The federal election-call has enormously complicated the political challenges facing newly-anointed B.C. Liberal Premier Christy Clark.
Her most pressing immediate tasks are to re-unite her strained centre-right coalition, and to get through the pummeling that awaits the government in the June referendum on the Harmonized Sales Tax. Beyond those issues she needs to determine whether an autumn election is politically feasible. Otherwise she must stand for election personally, probably in the by-election for Gordon Campbell’s vacated seat.
All of those tasks are now much, much more difficult.
Federal election and B.C. Liberal Party unity
In a provincial coalition of federal Conservatives and Liberals, nothing can be more divisive than a federal election campaign. This is especially so where the tone and intensity of the combatants are as poisonous as this one. Clark is a well-established federal Liberal, and a supporter of Ignatieff. Her runner-up for leadership (and now her Finance Minister) Kevin Falcon is an ardent Conservative.
It can hardly have helped things when Falcon lauded the Conservative budget tabled shortly before the Harper government’s defeat in the Commons. Hardly the stuff that makes for convivial feelings around the Cabinet table.
Federal election and the HST
The provincial government was already facing a daunting challenge with the pending referendum on scrapping its HST. A recent poll showed a moderate increase in the numbers likely to vote to keep the tax but public feeling is still heavily lopsided on the “no” side. Even more deadly for the government, many of those who vote “yes” to keep the tax will only do so because the cost of getting out — of unscrambling the fiscal egg — is so steep. The Liberals landed us so deep in the glue that getting out would make things even worse, the line goes.
Hardly a ringing endorsement of the government’s tax!
But now things have gone from bad to worse. Any efforts by the provincial government to sway opinion farther onto the “yes” side will be drowned in the maelstrom of federal electioneering. The political airwaves will be saturated by the national campaign. This is a very difficult environment to try to get anyone’s attention long enough to dose them with the nasty-tasting HST message. And to make things even worse, the HST itself will play as a significant federal election issue, especially here in B.C. where the NDP is hammering Liberals and Conservatives alike for voting for the tax in the House of Commons.
Provincial election timing
The federal election will also complicate Clark’s efforts to generate an opportunity to win a general provincial election in September, her potential window between now and next spring, for a variety of reasons.
First, voter fatigue. Who (other than political junkies like me) will want yet another election, not required by law for a long time to come, sandwiched between the May federal vote and the municipal elections in November?

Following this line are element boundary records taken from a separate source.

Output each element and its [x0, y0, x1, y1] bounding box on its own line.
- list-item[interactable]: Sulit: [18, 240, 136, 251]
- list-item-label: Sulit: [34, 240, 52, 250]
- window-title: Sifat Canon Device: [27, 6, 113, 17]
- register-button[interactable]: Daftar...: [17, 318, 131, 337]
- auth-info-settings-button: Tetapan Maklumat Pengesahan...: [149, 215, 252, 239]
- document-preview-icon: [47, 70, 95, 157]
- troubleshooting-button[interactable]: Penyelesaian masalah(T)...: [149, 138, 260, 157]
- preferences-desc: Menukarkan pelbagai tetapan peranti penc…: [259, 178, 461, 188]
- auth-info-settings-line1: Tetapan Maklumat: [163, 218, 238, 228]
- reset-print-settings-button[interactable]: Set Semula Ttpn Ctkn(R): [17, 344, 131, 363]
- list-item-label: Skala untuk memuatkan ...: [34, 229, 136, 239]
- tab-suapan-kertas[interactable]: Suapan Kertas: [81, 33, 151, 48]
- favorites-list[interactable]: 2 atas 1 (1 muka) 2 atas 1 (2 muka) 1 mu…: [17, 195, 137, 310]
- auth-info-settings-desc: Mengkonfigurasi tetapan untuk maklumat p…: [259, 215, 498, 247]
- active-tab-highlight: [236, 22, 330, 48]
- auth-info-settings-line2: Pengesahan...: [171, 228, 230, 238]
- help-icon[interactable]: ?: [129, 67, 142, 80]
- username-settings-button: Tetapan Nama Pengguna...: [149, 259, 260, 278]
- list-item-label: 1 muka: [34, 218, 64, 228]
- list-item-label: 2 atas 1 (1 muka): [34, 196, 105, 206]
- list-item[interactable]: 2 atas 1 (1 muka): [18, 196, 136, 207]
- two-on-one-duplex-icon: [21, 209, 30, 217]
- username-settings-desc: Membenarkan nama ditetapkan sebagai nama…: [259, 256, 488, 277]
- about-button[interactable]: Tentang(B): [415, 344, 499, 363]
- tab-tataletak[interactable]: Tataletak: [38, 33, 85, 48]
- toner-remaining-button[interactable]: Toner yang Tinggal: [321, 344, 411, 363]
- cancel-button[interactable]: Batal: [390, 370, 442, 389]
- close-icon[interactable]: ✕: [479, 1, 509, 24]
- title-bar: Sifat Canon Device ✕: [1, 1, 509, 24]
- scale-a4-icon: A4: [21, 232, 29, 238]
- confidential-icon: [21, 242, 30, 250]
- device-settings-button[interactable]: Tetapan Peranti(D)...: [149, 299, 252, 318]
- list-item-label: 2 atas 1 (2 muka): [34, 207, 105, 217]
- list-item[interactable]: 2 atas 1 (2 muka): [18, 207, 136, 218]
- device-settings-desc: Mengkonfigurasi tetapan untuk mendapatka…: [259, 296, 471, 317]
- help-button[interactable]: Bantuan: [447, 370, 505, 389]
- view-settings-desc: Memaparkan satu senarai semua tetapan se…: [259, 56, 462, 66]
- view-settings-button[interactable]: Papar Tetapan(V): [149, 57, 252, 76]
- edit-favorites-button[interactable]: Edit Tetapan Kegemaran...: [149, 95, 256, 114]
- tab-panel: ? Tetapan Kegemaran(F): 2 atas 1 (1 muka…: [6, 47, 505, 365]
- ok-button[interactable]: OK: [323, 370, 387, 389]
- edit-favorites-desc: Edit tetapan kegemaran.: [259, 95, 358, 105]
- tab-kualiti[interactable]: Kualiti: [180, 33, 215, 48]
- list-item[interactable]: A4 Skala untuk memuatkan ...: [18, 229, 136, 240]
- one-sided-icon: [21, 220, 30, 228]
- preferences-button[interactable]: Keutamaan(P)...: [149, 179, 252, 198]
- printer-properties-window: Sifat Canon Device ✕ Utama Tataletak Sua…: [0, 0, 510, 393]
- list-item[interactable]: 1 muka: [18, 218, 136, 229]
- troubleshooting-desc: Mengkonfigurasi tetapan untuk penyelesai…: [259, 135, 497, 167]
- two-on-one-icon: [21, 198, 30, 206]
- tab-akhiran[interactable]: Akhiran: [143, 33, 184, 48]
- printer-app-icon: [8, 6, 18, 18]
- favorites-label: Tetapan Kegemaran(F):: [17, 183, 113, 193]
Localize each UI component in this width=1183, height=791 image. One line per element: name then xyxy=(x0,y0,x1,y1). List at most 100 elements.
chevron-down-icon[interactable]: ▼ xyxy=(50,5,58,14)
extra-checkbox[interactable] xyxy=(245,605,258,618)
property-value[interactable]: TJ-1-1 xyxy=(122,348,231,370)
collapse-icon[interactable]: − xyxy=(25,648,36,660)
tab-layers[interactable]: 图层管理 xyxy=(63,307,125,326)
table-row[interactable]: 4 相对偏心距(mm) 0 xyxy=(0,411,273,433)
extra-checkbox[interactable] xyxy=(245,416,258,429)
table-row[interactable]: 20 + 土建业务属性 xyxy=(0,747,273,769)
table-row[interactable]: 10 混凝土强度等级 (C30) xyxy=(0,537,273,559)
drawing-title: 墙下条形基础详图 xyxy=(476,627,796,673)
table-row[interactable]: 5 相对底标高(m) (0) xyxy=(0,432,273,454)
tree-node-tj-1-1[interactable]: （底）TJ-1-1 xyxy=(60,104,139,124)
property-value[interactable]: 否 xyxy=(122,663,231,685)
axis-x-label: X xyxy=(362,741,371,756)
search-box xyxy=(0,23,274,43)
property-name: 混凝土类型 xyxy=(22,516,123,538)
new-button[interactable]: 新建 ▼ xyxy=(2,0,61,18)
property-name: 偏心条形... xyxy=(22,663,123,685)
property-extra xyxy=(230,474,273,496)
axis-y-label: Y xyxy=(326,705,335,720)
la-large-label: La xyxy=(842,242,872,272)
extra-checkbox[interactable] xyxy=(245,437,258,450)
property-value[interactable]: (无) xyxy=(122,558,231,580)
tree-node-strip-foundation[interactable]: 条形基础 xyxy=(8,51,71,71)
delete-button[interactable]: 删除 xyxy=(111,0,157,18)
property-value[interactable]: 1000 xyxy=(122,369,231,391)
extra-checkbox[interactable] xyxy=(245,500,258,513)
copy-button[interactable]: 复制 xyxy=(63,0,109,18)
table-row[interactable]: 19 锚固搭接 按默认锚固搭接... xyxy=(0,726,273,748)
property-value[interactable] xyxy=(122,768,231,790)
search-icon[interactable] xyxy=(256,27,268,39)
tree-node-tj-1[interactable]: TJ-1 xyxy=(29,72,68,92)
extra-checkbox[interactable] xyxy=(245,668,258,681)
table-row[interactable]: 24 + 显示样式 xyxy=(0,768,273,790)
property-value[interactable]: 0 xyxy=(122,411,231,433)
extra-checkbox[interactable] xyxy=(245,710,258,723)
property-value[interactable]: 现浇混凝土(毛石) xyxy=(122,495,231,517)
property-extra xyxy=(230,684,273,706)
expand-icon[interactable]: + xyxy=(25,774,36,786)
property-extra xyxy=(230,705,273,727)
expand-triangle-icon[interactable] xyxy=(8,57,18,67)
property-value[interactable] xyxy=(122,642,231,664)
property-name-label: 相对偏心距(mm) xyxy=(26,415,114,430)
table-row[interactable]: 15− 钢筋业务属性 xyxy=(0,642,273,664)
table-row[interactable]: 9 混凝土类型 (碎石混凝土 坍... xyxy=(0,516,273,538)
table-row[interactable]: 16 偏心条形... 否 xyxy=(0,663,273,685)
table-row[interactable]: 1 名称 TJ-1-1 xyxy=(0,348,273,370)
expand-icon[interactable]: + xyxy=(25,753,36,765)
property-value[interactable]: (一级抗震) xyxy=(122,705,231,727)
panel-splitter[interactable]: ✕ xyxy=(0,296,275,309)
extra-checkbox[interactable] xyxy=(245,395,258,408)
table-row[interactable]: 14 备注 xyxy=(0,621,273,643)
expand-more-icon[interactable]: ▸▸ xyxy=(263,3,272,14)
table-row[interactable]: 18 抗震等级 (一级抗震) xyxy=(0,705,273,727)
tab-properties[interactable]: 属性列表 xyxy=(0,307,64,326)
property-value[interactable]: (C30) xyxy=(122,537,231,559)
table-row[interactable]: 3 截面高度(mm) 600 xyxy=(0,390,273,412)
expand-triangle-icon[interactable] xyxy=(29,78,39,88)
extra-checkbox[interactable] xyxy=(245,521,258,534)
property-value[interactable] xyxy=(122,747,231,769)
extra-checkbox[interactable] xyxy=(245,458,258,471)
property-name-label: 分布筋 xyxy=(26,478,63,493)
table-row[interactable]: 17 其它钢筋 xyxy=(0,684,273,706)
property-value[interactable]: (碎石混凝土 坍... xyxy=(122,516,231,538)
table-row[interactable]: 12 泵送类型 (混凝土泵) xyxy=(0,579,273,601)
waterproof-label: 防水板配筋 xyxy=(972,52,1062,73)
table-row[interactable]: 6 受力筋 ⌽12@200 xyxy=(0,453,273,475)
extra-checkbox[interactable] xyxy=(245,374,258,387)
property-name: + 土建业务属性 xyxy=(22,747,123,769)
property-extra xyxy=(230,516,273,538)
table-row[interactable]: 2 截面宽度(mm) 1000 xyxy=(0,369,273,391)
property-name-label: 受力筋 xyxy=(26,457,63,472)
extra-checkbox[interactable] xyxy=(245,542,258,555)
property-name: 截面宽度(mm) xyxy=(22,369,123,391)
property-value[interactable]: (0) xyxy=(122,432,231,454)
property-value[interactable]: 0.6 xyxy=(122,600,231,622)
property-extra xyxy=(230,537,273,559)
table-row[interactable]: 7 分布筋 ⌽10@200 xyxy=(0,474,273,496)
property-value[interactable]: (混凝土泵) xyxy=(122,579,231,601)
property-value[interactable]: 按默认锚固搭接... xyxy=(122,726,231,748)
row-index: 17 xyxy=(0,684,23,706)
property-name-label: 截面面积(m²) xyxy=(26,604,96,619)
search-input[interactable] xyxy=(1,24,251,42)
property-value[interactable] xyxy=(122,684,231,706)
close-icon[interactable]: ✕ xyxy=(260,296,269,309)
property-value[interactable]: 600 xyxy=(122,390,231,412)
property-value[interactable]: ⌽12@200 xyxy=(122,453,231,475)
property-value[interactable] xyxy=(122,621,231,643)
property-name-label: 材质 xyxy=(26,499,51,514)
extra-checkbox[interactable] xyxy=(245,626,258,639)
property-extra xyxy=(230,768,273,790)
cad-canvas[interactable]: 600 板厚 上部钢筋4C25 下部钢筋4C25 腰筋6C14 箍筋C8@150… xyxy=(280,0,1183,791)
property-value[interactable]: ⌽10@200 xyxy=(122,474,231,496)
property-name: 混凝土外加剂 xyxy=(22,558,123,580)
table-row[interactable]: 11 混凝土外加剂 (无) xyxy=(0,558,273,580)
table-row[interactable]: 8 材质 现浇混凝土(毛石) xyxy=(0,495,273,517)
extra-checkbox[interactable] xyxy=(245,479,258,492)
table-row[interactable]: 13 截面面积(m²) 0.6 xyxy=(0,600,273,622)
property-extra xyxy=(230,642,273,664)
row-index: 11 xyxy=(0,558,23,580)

Second, the impact of the federal election on Clark’s big strategic problems: party disunity and the HST. Until it is clear that her caucus and Cabinet are firmly loyal to a leader who was supported in the race by only one obscure backbench MLA, and that the government has weathered the storm of the HST (and of the convulsions required in order to undo the tax, if that’s how the electorate votes) she cannot risk a general election.
The longer the government waits — the closer it gets to the fixed-date vote in May 2013 — the less credible any move to dissolve the legislature before its statutory “best before” date.
All of which spells a very difficult road ahead for the new premier.